La ley también incorpora incentivos para quienes corrijan oportunamente infracciones leves, incluyendo la posibilidad de recibir una amonestación en lugar de una sanción económica y mecanismos para reducir multas.
Cinco ajustes que recomienda KPMG
Ante la entrada en vigor de la nueva legislación, KPMG identifica cinco acciones prioritarias para las organizaciones:
Revisar los procesos administrativos iniciados bajo el régimen anterior para evaluar la aplicación del principio de favorabilidad.
Actualizar las matrices de riesgo aduanero, considerando las nuevas obligaciones para cada actor del comercio exterior.
Fortalecer la trazabilidad documental, garantizando la disponibilidad y consistencia de contratos, facturas, registros contables y demás soportes.
Reforzar la debida diligencia con terceros, incluyendo proveedores, transportadores y operadores logísticos.
Prepararse para un modelo preventivo de fiscalización, en el que la Auditoría Posterior al Despacho tendrá un papel más relevante.
La debida diligencia será un elemento de defensa
Uno de los cambios de mayor alcance es que las empresas deberán demostrar que actuaron con debida diligencia en aspectos como la clasificación arancelaria, la valoración aduanera, el origen de las mercancías y la gestión documental de sus operaciones.

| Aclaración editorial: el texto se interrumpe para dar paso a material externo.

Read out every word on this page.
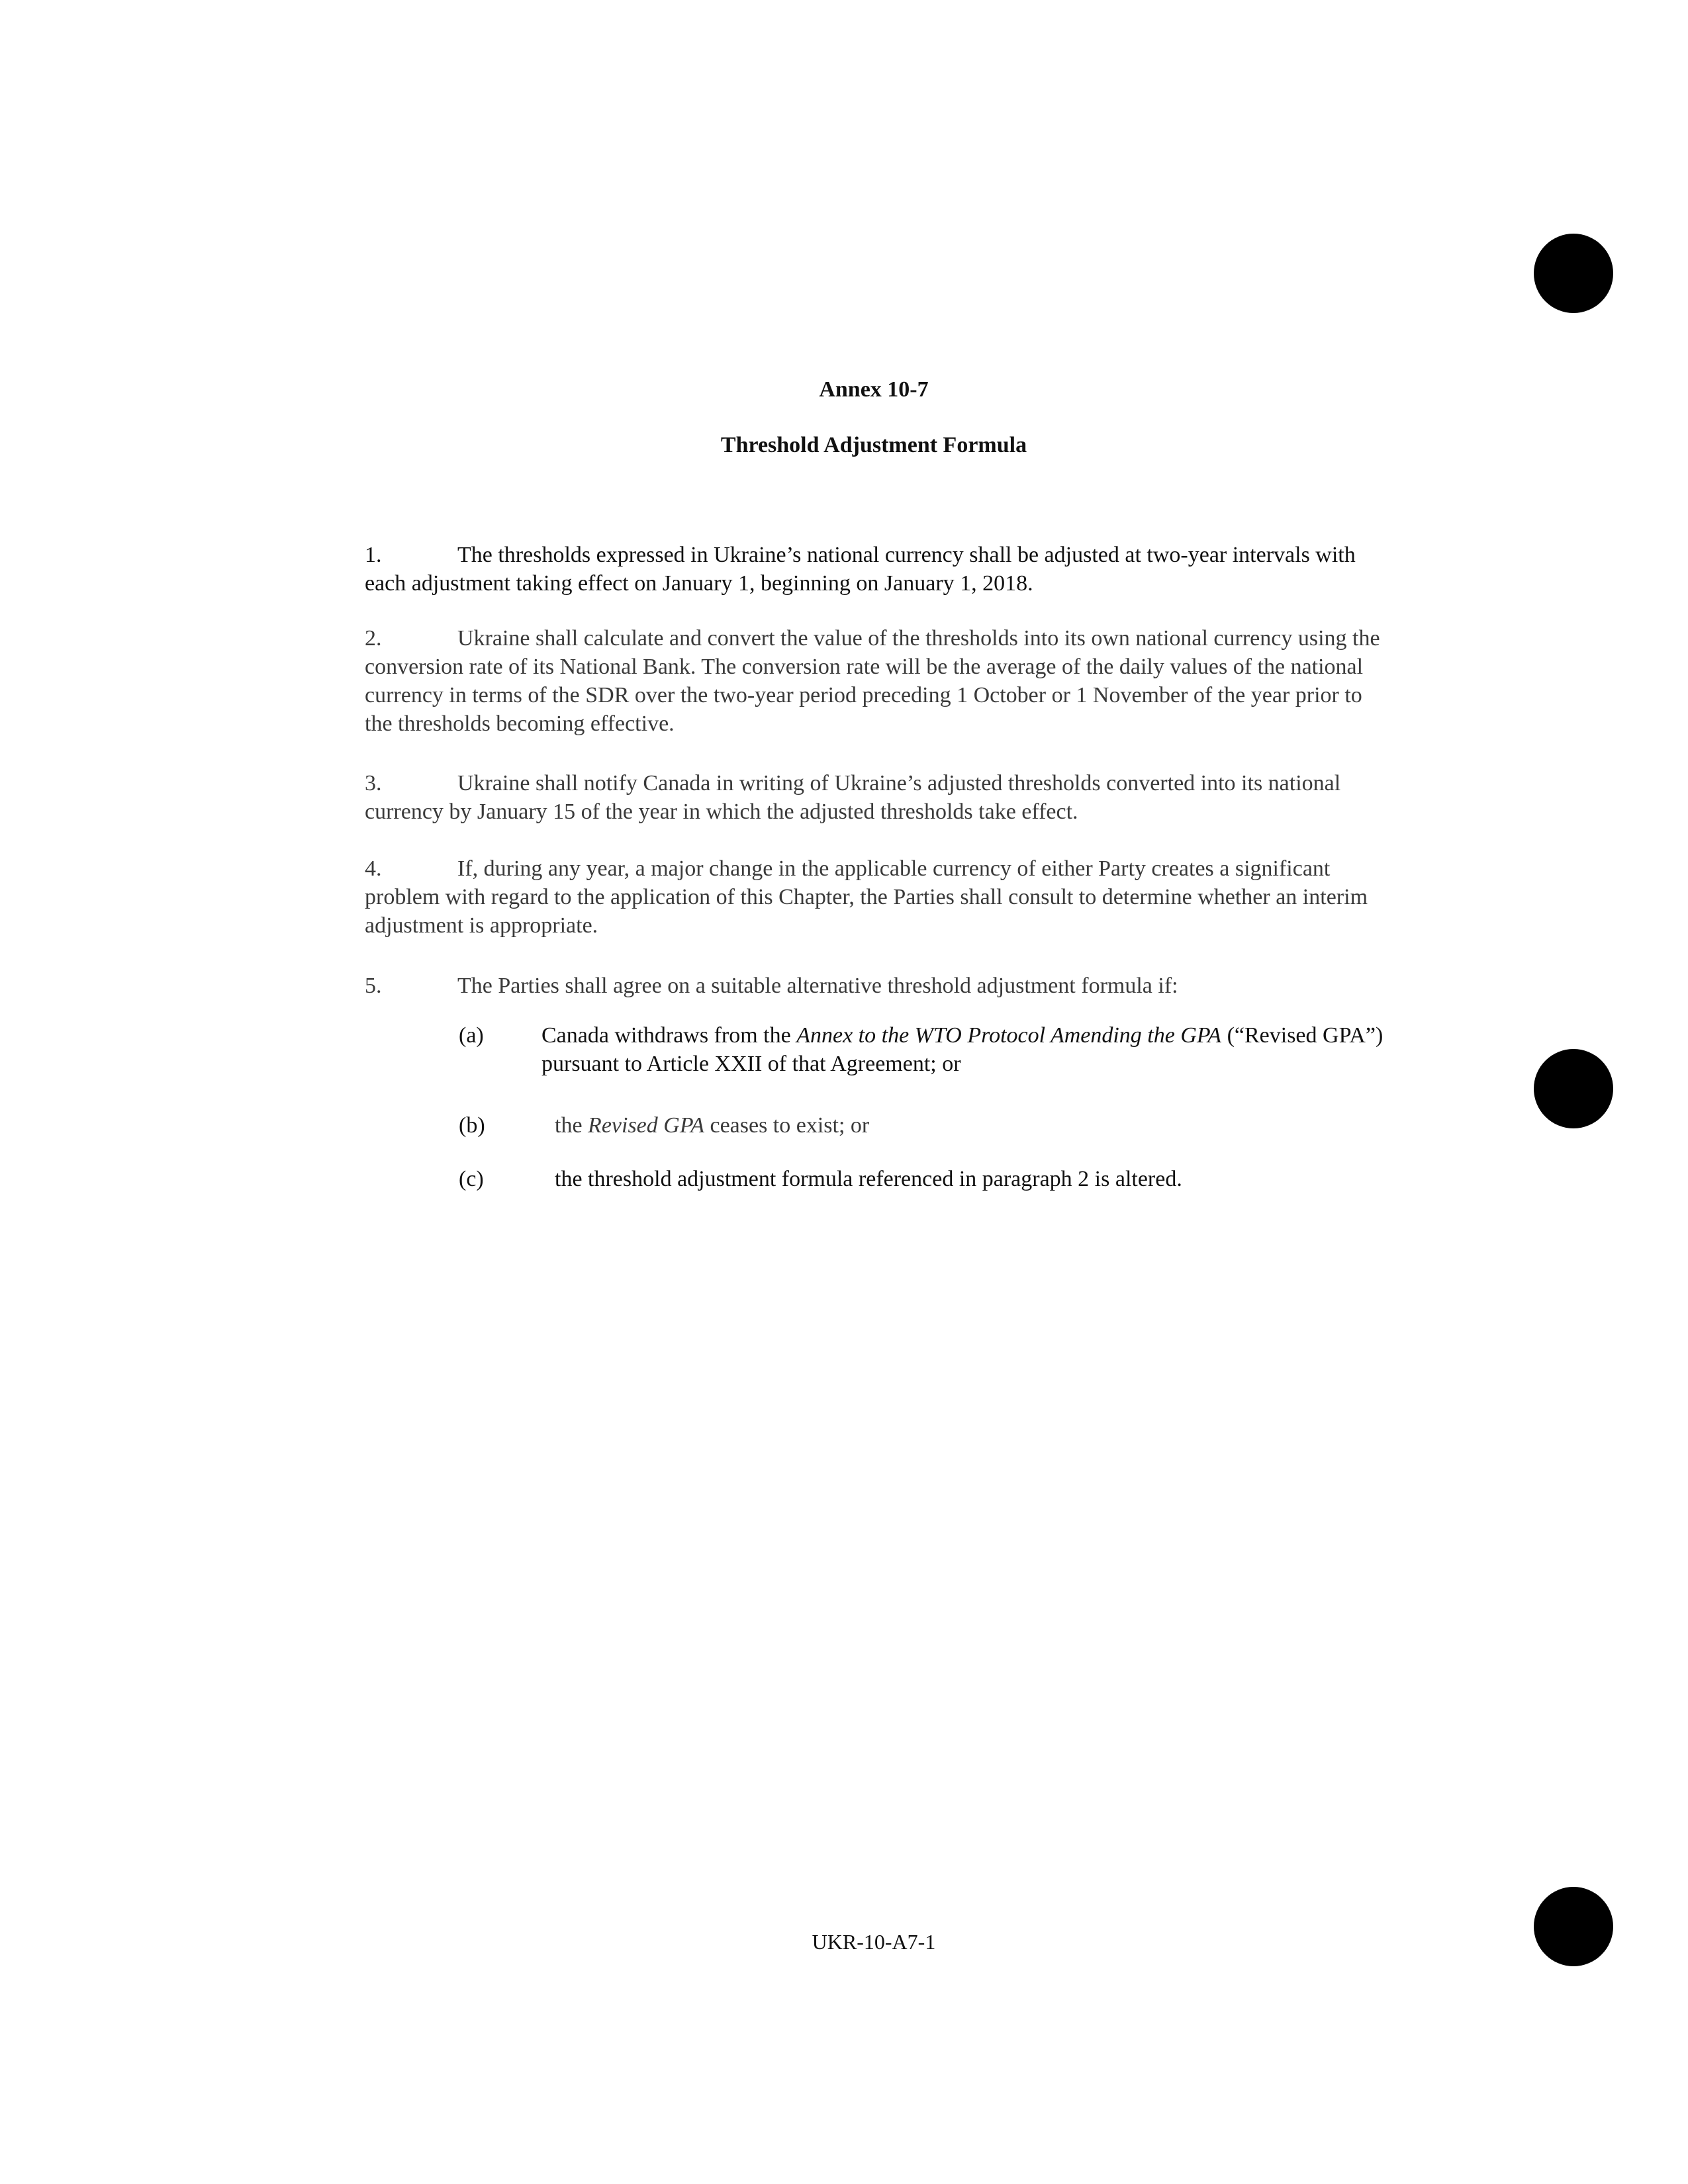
Annex 10-7
Threshold Adjustment Formula

1.	The thresholds expressed in Ukraine’s national currency shall be adjusted at two-year intervals with each adjustment taking effect on January 1, beginning on January 1, 2018.

2.	Ukraine shall calculate and convert the value of the thresholds into its own national currency using the conversion rate of its National Bank. The conversion rate will be the average of the daily values of the national currency in terms of the SDR over the two-year period preceding 1 October or 1 November of the year prior to the thresholds becoming effective.

3.	Ukraine shall notify Canada in writing of Ukraine’s adjusted thresholds converted into its national currency by January 15 of the year in which the adjusted thresholds take effect.

4.	If, during any year, a major change in the applicable currency of either Party creates a significant problem with regard to the application of this Chapter, the Parties shall consult to determine whether an interim adjustment is appropriate.

5.	The Parties shall agree on a suitable alternative threshold adjustment formula if:

(a)	Canada withdraws from the Annex to the WTO Protocol Amending the GPA (“Revised GPA”) pursuant to Article XXII of that Agreement; or
(b)	the Revised GPA ceases to exist; or
(c)	the threshold adjustment formula referenced in paragraph 2 is altered.

UKR-10-A7-1
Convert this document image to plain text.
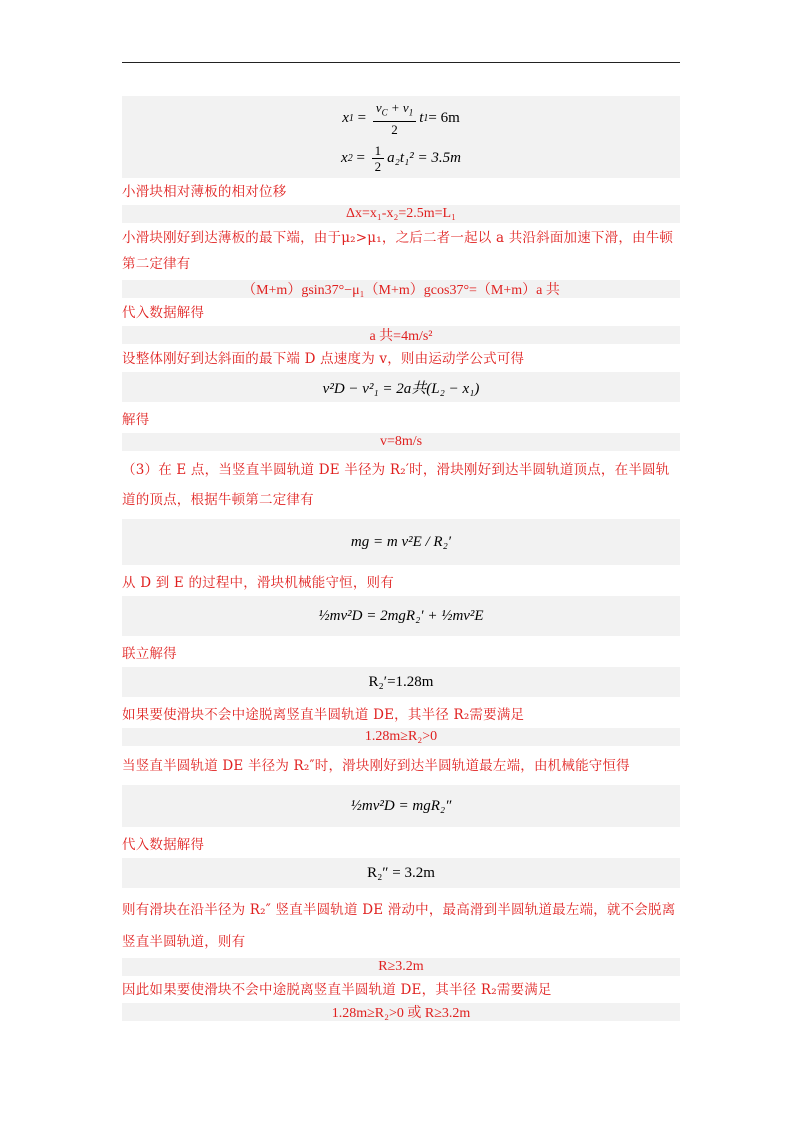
x $1 = \frac{v_C + v_1}{2}$ t 1 = 6m
x $2 = \frac{1}{2} a_2t_1^2 = 3.5m$

小滑块相对薄板的相对位移

Δx=x₁-x₂=2.5m=L₁

小滑块刚好到达薄板的最下端，由于μ₂>μ₁，之后二者一起以 a 共沿斜面加速下滑，由牛顿第二定律有

（M+m）gsin37°−μ₁（M+m）gcos37°=（M+m）a 共

代入数据解得

a 共=4m/s²

设整体刚好到达斜面的最下端 D 点速度为 v，则由运动学公式可得

v²D − v²₁ = 2a共(L₂ − x₁)

解得

v=8m/s

（3）在 E 点，当竖直半圆轨道 DE 半径为 R₂′时，滑块刚好到达半圆轨道顶点，在半圆轨道的顶点，根据牛顿第二定律有

mg = m v²E / R₂′

从 D 到 E 的过程中，滑块机械能守恒，则有

½mv²D = 2mgR₂′ + ½mv²E

联立解得

R₂′=1.28m

如果要使滑块不会中途脱离竖直半圆轨道 DE，其半径 R₂需要满足

1.28m≥R₂>0

当竖直半圆轨道 DE 半径为 R₂″时，滑块刚好到达半圆轨道最左端，由机械能守恒得

½mv²D = mgR₂″

代入数据解得

R₂″ = 3.2m

则有滑块在沿半径为 R₂″ 竖直半圆轨道 DE 滑动中，最高滑到半圆轨道最左端，就不会脱离竖直半圆轨道，则有

R≥3.2m

因此如果要使滑块不会中途脱离竖直半圆轨道 DE，其半径 R₂需要满足

1.28m≥R₂>0 或 R≥3.2m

"Una empresa puede tener una operación comercial legítima, pero si no cuenta con soportes adecuados, contratos claros con terceros o controles internos sólidos, se expone a contingencias que pueden afectar su operación, su flujo de caja y su reputación. Consolidar sistemas de gestión de riesgos será uno de los mayores activos de las organizaciones en esta nueva etapa del régimen aduanero", señaló Sebastián Mendivelso.
Aunque la nueva ley busca ofrecer mayor seguridad jurídica y fortalecer la relación entre la administración aduanera y los operadores formales, su aplicación seguirá evolucionando a medida que avance el control de constitucionalidad y la jurisprudencia defina el alcance de sus disposiciones. En ese contexto, la capacidad de adaptación normativa y de gestión del riesgo será un factor determinante para la competitividad de las empresas que participan en el comercio exterior colombiano.